I discussed the lopsided electoral map the morning after the Reagan vs. Mondale election with friends as we waited for the doors of our elementary school to open. In high school, I designed my own campaign clothes for a gubernatorial candidate I liked in Virginia. I didn’t live in Virginia. I’ve been Richard Nixon, Ross Perot, a convention delegate, and bipartisanship (yes, really) for Halloween. I spent a semester as a White House intern, volunteered for numerous campaigns, and taught government to high school students. I love this stuff.
As a mom, I make it a priority to teach my kids the importance of being involved with the political process and knowledgeable about issues. I tell them they do not have to share my opinions, but I always want them to stay informed and respectful of other views. You may not own a dress featuring the text of the Declaration of Independence like I do, but with the election season upon us, I want to share some ways you can involve your kids and get them talking.
Find a President Puzzle
One of the earliest ways I talked to my kids about politics involved working on our large puzzle of the presidents. We talked about who was president when I was born, when Grandma was born, and so on. My daughter asked why they were all men. My son asked how many of them were dead. It’s a way to spend time together and introduce children to the concept of the presidency.

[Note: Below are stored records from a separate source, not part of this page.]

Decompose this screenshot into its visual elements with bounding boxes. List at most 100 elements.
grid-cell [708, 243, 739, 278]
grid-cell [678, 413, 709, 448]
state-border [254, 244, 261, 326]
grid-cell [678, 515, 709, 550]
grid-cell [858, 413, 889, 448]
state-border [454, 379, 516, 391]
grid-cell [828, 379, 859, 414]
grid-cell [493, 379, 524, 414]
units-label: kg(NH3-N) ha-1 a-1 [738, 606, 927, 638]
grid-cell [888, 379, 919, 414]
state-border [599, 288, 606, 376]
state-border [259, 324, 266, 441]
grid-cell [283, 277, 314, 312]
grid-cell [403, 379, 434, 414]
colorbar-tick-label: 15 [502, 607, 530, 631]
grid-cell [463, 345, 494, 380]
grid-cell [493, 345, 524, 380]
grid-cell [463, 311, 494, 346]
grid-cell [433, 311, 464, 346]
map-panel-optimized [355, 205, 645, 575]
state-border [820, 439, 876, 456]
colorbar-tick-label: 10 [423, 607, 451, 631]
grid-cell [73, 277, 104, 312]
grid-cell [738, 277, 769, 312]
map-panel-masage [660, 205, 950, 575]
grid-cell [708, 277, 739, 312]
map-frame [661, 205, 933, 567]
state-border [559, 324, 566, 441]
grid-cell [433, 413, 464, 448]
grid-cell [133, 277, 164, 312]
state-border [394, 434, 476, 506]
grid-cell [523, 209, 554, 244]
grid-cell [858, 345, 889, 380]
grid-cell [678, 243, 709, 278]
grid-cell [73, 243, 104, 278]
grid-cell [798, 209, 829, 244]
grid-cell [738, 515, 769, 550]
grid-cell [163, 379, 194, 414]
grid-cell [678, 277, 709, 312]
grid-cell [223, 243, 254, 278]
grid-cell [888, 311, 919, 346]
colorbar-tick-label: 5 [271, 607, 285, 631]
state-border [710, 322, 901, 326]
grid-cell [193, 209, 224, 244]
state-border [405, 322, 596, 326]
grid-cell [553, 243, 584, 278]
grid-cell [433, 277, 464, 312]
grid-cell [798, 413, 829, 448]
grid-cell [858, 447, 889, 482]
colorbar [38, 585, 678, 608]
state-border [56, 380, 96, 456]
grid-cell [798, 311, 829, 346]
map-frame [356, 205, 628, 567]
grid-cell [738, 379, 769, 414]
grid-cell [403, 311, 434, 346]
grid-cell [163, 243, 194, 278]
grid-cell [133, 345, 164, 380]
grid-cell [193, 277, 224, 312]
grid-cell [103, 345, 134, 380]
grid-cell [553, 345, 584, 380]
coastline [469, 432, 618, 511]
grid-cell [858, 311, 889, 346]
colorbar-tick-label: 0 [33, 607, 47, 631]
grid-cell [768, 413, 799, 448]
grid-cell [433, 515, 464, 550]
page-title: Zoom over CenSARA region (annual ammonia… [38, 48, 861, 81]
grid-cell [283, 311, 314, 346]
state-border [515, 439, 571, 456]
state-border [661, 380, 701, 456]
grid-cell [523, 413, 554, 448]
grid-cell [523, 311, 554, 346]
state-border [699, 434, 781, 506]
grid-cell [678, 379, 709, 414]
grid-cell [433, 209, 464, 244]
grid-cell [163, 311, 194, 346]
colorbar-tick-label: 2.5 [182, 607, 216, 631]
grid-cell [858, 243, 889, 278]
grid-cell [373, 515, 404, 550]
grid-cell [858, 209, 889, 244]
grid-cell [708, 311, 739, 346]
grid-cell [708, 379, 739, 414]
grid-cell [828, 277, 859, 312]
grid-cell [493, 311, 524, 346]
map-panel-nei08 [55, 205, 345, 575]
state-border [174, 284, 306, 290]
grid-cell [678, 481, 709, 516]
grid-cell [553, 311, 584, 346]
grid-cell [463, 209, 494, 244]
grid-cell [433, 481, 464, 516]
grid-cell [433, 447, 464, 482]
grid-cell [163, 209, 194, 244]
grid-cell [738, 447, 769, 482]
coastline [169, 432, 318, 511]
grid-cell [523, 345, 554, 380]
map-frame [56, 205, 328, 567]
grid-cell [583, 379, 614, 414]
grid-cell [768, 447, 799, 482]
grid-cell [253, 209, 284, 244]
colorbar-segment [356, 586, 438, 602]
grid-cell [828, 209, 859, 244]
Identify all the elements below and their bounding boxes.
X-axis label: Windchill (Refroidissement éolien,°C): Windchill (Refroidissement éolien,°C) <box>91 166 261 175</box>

Share Some Presidential Trivia
My kids love hearing silly stories about the men who led our country. Fun facts help to humanize our leaders. And kids are more likely to remember their names when a story is attached. Did you know Jimmy Carter was the first president born in a hospital? Or that James Garfield was the first president to talk on a phone? And related to both of those questions, did you know there have been six presidents with the first name of James?
Study an Issue
Does your daughter love to play in the creek and discover the many bugs and small animals that call it home? Help her research what each of the candidates has to say about the environment. See if your congressman has sponsored any bills on the issue. Does your third grader stress out over standardized tests? Encourage him write to your school board member or state representative to share his concerns.
Take Your Kids to Vote!
This is so important. I take my kids with me as often as I can and share with them how sad I am when the school gym is practically empty for local elections when those are at least as important as deciding who will be our president. I talk through the ballot with them. During the ride there or back, we talk about the reality that in some countries women cannot vote or only people of certain races can vote and how we have fought those same struggles here.
The Election Day Map
This is a great chance to pull geography, math, and two primary colors together! I print out maps for the kids, and we get our red and blue markers ready to color in the states as results are confirmed. We also have a dry erase board to keep track of electoral vote totals. A candidate needs 270 electoral votes to claim victory. (Each state’s electoral votes = number of people in its Congressional delegation.) And we watch the numbers add up as the evening progresses. Here’s a photo of my daughter’s efforts from four years ago, when she was six years old:
If your kids are in school, they are discussing this year’s election. It’s amazing what my daughter “learns” from friends about the candidates. They also may overhear news stories or campaign ads on the television or see headlines at the grocery store check out. I think it’s important that, as parents, we are part of those conversations. We should help our children navigate all of the conflicting—and sometimes scary—information and let them know that their voice matters.